The Warsaw Ghetto Museum invites you to join the online meeting with Judy Batalion, the author of the New York Times bestseller „The Light of Days: The Untold Story of Women Resistance Fighters in Hitler’s Ghettos”. The meeting will take place on Wednesday, January 18, 2023, under the following link: https://zoom.us/j/96998314363
The writer will talk about the fascinating but forgotten female heroes of Jewish resistance during WWII. The starting point will be her bestselling book „The Light of Days: The Untold Story of Women Resistance Fighters in Hitler’s Ghettos” published in 2021.
„The Light of Days”, a tale of war, the fight for freedom, exceptional bravery, female friendship, and survival in the face of staggering odds, became the “New York Times” bestseller and got the “National Jewish Book Award” and the “Canadian Jewish Literary Award”. It was translated into 22 languages and has been published in a young readers’ edition . “The Light of Days” is already optioned as a motion picture by Steven Spielberg for whom Judy Batalion is co-writing the screenplay.
Judy Batalion was born in Montreal, Canada. She is a granddaughter of Polish Holocaust survivors. She has a BA in History of Science in Harvard, and a PhD in the History of Art from the Courtauld Institute, University of London. She has worked as a museum curator, a university lecturer and an editor, and her essays have appeared in the New York Times, the Washington Post, the Forward, Vogue, and many other publications. Judy has also experience as an actress and playwright. She currently lives in New York with her husband and three children.

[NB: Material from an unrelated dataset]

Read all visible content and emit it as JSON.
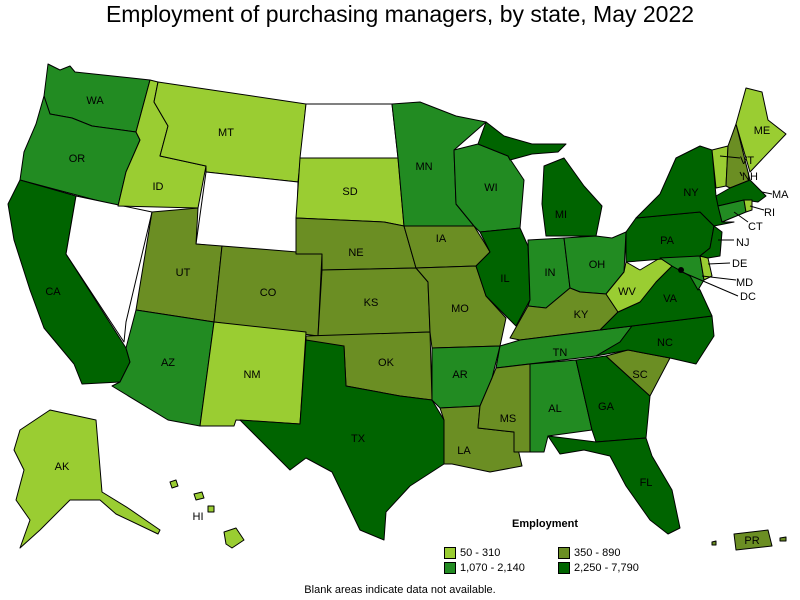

Judy Batalion debuted as a writer in 2016. Her essays about difficult family relations and generational transmission of trauma were published in a book „White Walls: A Memoir About Motherhood, Daughterhood, and the Mess in Between”.
Her second book, „The Light of Days”, is the result of scientific research about heroic Jewish women conducted by the author in the British Library. During her research, Judy accidently came across a Yiddish book titled „Freuen in di Ghettos” (Women in Ghettos). This thriller about „the ghetto girls” became a direct inspiration for “The Light of Days”.
This non-fiction book brings to light the extraordinary accomplishments of brave Jewish women who became resistance fighters in Poland during WWII. Witnesses to the brutal murder of their families and neighbors and the violent destruction of their communities, a cadre of Jewish women in Poland—some still in their teens—helped transform the Jewish youth groups into resistance cells to fight the Nazis. With courage, guile, and nerves of steel, these “ghetto girls” paid off Gestapo guards, hid revolvers in loaves of bread and jars of marmalade, and helped build systems of underground bunkers. They flirted with German soldiers, bribed them with wine, whiskey, and home cooking, used their Aryan looks to seduce them, and shot and killed them. They bombed German train lines and blew up a town’s water supply. They also nursed the sick, taught children, and hid families. Many of them ended up in Gestapo torture rooms concentration camps, only a few survived the hell of WWII.
The moderator of the meeting will be Masha Makarova from the Warsaw Ghetto Museum Educational Department. The meeting will be held in English.
The meeting with Judy Batalion will open the series of WGM webinars dedicated to the 80th anniversary of the Warsaw Ghetto Uprising.